Integration Example: Voice Assistant

import azure.cognitiveservices.speech as speechsdk
from azure.core.credentials import AzureKeyCredential
from azure.ai.textanalytics import TextAnalyticsClient

class VoiceAssistant:
    def __init__(self, speech_key, speech_region, language_key, language_endpoint):
        self.speech_config = speechsdk.SpeechConfig(
            subscription=speech_key,
            region=speech_region
        )
        self.speech_config.speech_recognition_language = "en-US"
        self.speech_config.speech_synthesis_voice_name = "en-US-JennyNeural"

        self.text_analytics = TextAnalyticsClient(
            endpoint=language_endpoint,
            credential=AzureKeyCredential(language_key)
        )

    def listen(self):
        """Listen for user speech."""
        recognizer = speechsdk.SpeechRecognizer(speech_config=self.speech_config)
        result = recognizer.recognize_once()

        if result.reason == speechsdk.ResultReason.RecognizedSpeech:
            return result.text
        return None

    def speak(self, text):
        """Speak response."""
        synthesizer = speechsdk.SpeechSynthesizer(speech_config=self.speech_config)
        synthesizer.speak_text_async(text).get()

    def analyze_intent(self, text):
        """Analyze user intent."""
        # Simple keyword matching (replace with LUIS or CLU for production)
        text_lower = text.lower()

        if "weather" in text_lower:
            return "weather"
        elif "time" in text_lower:
            return "time"
        elif "reminder" in text_lower:
            return "reminder"
        else:
            return "unknown"

    def run(self):
        """Main assistant loop."""
        self.speak("Hello!
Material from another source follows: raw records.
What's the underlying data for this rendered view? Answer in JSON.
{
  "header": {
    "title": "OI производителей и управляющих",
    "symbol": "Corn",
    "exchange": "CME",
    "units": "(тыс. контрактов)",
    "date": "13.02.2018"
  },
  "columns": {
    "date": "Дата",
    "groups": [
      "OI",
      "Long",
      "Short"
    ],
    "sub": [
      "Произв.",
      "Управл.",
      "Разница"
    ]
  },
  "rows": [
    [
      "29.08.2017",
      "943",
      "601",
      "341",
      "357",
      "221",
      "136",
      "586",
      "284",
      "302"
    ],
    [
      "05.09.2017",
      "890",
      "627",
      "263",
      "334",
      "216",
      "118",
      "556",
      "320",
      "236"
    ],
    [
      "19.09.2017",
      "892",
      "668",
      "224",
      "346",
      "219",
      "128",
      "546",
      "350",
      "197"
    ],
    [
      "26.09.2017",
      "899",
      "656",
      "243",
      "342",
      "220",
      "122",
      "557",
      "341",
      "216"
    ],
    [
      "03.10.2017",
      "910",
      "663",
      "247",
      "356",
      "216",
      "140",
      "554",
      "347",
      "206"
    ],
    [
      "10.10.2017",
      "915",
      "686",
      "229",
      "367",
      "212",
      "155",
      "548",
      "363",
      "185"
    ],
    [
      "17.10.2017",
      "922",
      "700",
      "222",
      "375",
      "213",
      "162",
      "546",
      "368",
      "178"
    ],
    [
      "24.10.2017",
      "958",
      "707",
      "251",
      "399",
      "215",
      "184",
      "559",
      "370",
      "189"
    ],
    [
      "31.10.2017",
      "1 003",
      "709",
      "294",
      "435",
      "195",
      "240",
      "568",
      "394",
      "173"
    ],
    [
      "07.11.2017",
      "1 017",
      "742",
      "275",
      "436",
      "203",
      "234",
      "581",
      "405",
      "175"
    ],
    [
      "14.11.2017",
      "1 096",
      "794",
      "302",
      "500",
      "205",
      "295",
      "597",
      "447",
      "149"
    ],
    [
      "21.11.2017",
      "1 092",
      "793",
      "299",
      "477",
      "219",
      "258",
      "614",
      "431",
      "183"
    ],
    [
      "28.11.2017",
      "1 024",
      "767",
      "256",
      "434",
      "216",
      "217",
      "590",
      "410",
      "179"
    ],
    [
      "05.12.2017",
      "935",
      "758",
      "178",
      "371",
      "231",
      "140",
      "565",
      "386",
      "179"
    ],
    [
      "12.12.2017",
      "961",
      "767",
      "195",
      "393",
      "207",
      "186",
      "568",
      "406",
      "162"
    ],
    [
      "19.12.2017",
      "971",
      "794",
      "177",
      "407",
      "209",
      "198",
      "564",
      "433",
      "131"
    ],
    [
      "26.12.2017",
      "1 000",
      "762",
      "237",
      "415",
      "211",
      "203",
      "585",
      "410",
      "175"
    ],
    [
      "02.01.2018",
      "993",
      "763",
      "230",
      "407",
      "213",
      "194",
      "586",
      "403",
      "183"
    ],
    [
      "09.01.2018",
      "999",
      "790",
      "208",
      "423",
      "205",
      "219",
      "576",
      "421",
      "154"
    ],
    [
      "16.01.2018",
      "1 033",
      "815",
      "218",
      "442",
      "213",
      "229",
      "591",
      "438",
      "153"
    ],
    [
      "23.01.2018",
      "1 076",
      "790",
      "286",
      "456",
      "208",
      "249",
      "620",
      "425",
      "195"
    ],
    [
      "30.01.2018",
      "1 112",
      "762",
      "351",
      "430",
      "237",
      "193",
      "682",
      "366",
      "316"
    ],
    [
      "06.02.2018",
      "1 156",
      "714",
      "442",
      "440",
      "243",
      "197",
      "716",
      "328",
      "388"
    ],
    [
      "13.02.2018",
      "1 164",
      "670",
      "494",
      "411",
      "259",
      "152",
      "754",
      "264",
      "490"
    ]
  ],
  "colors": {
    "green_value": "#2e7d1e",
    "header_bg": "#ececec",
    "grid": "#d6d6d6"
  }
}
How can I help you?")

        while True:
            user_input = self.listen()
            if user_input:
                print(f"You said: {user_input}")
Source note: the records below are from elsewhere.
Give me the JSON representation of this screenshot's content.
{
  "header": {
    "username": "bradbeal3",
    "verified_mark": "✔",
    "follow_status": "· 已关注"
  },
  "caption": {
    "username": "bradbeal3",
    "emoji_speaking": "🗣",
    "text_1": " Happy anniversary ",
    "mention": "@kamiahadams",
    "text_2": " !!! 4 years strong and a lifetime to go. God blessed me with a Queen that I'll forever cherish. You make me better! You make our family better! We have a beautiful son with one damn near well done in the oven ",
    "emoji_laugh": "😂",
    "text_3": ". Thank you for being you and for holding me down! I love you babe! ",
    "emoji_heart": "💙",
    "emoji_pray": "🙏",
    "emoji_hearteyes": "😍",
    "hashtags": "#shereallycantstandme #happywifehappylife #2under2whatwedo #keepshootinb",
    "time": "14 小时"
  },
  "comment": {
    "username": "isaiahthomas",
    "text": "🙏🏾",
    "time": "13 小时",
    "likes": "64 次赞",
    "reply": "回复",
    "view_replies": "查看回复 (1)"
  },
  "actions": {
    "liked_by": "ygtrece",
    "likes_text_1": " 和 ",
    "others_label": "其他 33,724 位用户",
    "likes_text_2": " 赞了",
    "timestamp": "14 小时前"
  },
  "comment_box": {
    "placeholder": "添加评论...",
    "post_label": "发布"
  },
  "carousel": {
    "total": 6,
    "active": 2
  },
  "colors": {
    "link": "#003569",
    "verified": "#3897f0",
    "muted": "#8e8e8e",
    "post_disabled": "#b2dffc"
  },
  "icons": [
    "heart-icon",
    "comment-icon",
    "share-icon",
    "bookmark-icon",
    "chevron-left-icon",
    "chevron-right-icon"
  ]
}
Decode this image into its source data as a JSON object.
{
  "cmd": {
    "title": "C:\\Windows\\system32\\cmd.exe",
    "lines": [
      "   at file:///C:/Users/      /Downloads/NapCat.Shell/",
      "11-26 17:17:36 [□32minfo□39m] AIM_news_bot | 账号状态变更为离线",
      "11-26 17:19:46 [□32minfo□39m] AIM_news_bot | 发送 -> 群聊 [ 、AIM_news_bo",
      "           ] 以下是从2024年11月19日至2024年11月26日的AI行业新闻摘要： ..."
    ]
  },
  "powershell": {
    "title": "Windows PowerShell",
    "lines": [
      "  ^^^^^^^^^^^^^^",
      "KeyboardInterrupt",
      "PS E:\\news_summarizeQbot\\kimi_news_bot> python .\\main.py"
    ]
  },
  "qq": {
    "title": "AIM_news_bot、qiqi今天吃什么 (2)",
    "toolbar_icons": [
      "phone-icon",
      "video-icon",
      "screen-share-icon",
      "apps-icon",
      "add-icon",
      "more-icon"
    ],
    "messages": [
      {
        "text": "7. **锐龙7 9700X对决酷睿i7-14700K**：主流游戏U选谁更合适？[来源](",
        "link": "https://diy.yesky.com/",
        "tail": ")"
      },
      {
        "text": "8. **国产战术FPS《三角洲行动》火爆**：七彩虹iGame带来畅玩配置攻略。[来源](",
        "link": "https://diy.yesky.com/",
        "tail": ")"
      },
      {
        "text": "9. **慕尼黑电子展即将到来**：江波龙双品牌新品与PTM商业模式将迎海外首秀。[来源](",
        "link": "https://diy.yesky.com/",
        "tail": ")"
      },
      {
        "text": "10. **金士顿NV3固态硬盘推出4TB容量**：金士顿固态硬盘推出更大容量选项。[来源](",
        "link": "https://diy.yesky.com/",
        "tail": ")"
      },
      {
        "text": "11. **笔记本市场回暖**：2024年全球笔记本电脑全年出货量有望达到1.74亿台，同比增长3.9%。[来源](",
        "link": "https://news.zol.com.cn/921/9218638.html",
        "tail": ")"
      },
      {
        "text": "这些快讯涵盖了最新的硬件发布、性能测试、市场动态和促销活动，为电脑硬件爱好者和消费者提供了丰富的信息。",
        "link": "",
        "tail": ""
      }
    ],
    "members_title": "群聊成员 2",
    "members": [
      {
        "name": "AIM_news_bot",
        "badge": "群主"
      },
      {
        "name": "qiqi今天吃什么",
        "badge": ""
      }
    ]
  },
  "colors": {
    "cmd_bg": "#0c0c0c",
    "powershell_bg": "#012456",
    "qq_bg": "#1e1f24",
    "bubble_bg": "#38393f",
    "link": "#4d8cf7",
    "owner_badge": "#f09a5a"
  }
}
                intent = self.analyze_intent(user_input)
                response = self.handle_intent(intent, user_input)
                self.speak(response)

                if "goodbye" in user_input.lower():
                    break

    def handle_intent(self, intent, text):
        """Handle detected intent."""
        if intent == "weather":
            return "The weather today is sunny with a high of 72 degrees."
        elif intent == "time":
            from datetime import datetime
            return f"The current time is {datetime.now().strftime('%I:%M %p')}"
        else:
            return "I'm sorry, I didn't understand that. Could you please repeat?"

Conclusion

Azure Speech Services enable rich voice experiences:

Speech-to-Text: Real-time transcription with high accuracy
Text-to-Speech: Natural-sounding neural voices
Translation: Real-time multi-language translation
Speaker Recognition: Voice-based identity verification

These capabilities power virtual assistants, accessibility features, and multilingual applications.